Burada haram ayı cinstir. “FÎHİ”deki zamir o sebeple müfrettir. Her ay ayrı haram ayı olarak görülecektir. Dolayısıyla Recep ayı müfret olarak haram ayıdır. Haram ayları dörttür. Üçünün hac ayı olduğu başka yerde belirtilmiştir. Bir ayın da ayrı olduğu burada belirtilmiş oluyor. Çünkü haram ayı olarak zikretti.
Şimdi bu ayın hangi ay olması içtihadına gerek vardır. Senenin son yarısını ilk ay olarak seçmemizde isabet vardır. Böylece senenin yarısında galip aylar haram ayları olur. Diğer altı ay ise savaş ayı olarak kalır. Sünnetin uygulaması budur. Bunda da icma vardır. Zaten isim olarak haram aylar Arapçada bu ayların adıdır.
Bu aylar gökteki aylardır. Çünkü şehr bedir demektir. Gök aylarının ismidir. Kıyas da buna uygundur. Böylece savaş ve barış ayları mevsimlere göre dolaşır ve dengesizliğe sebep olmaz.
Günahlar iki türlüdür. Büyük günahlar ve küçük günahlar.
Büyük günahlar olarak şunlar sayılmıştır.
a) Yönetime isyan etmek en büyük günahtır.
b) Anne babaya eziyet etmek,
c) Zina yapmak,
d) Hırsızlık yapmak,
e) Yalandan şahitlik yapmak,
f) Zina iftirasını yapmak,
g) Haksız yere insanı öldürmek,
h) Savaşta firar etmek büyük günahtır.
i) Burada haram aylarında kıtal etmek,
j) Faizli muameleleri meşru görmek büyük günahtır.
Kur’an haram aylarda savaşmayı meşru görmemektedir. Büyük günah saymaktadır. Haram yerlerde de savaşı kıyas yoluyla büyük günah sayarız. Böylece İslâmiyet’in ne kadar barışçı din olduğu ortaya çıkmaktadır.
Savaşların meşruiyetinde ne kadar zorluklar bulunduğunu öğreniyoruz. Bir savaş altı ayda bitmelidir. İnsanlığı devamlı olarak çarpışır hâle koymak gerçekten büyük sıkıntılar yaratmaktadır.
Bu kural Filistin için de geçerlidir.
Eşkıya altı ay bastırılmalıdır. Bastırılamıyorsa, bir aylık bir ara verilmelidir. Sonra iki ay bastırılmalıdır. Bastırılamıyorsa, sonra dört aylık bir ara verilmelidir. O topluluk böylece yaşamak için gerekli hazırlıklar yapar. Soykırımına uğramazlar. Oysa bugünkü savaşlar soykırımına götürmektedir.

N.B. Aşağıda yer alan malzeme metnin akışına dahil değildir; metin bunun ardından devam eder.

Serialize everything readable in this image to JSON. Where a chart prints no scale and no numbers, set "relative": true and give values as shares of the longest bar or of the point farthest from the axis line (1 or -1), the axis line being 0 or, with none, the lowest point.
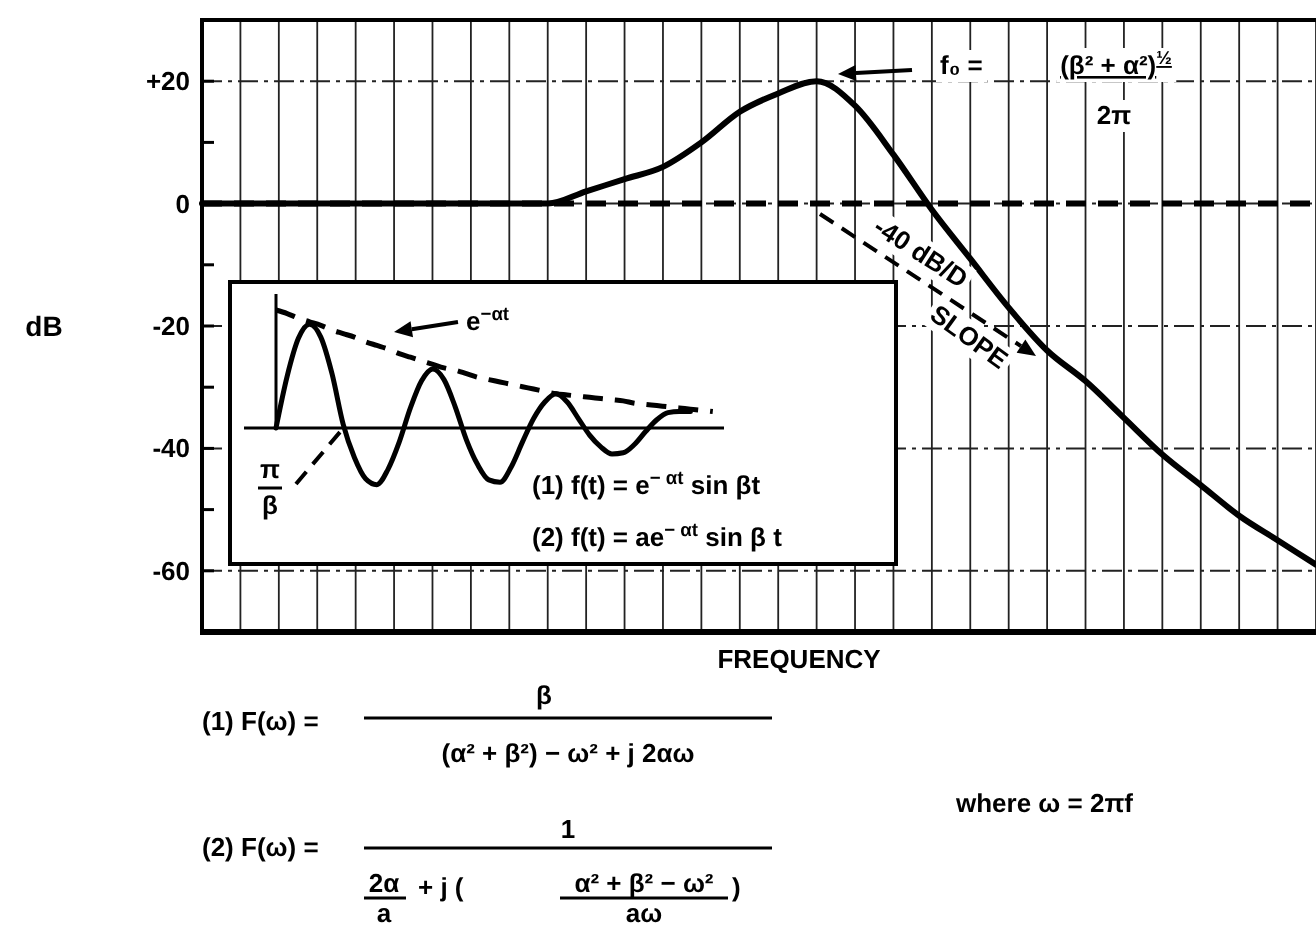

وَصَدٌّ عَنْ سَبِيلِ اللَّهِ (VaÖadDun GaN SaBIyLı elLAHi) “Allah’ın sebilinden saddetti.”
Haram aylarda kıtal, ama “Allah’ın yolu”ndan saptırmak için kıtal, hakem kararlarına uymamak ve saptırmak için kıtal.
“Allah’ın yolu” topluluğun yoludur, yani herkesin gelip geçtiği ve serbestçe dolaştığı yoldur. Genel olarak şeriat topluluğun yoludur. Topluluğa ait olup herkesin yararlanmasına ayrılmış olup bir yerinden saptırmak, uzaklaştırmak, bu amaçla savaş yapmak, meşru olmayan yol için savaş yapmak.
Burada şu sonuç çıkar. Haram aylarda hakem kararları olsa da savaşılmaz, haramdır. Ama saldıranlara karşı savaşılır. Akla şu soru gelir; haram ayda bir devlet haklı olarak saldırırsa onunla savaşılır mı? Hayır, onunla savaşılmaz, çünkü orada Allah’ın yolundan saddetme yoktur. Günahtır ama savaşan olursa da suçlu değildir.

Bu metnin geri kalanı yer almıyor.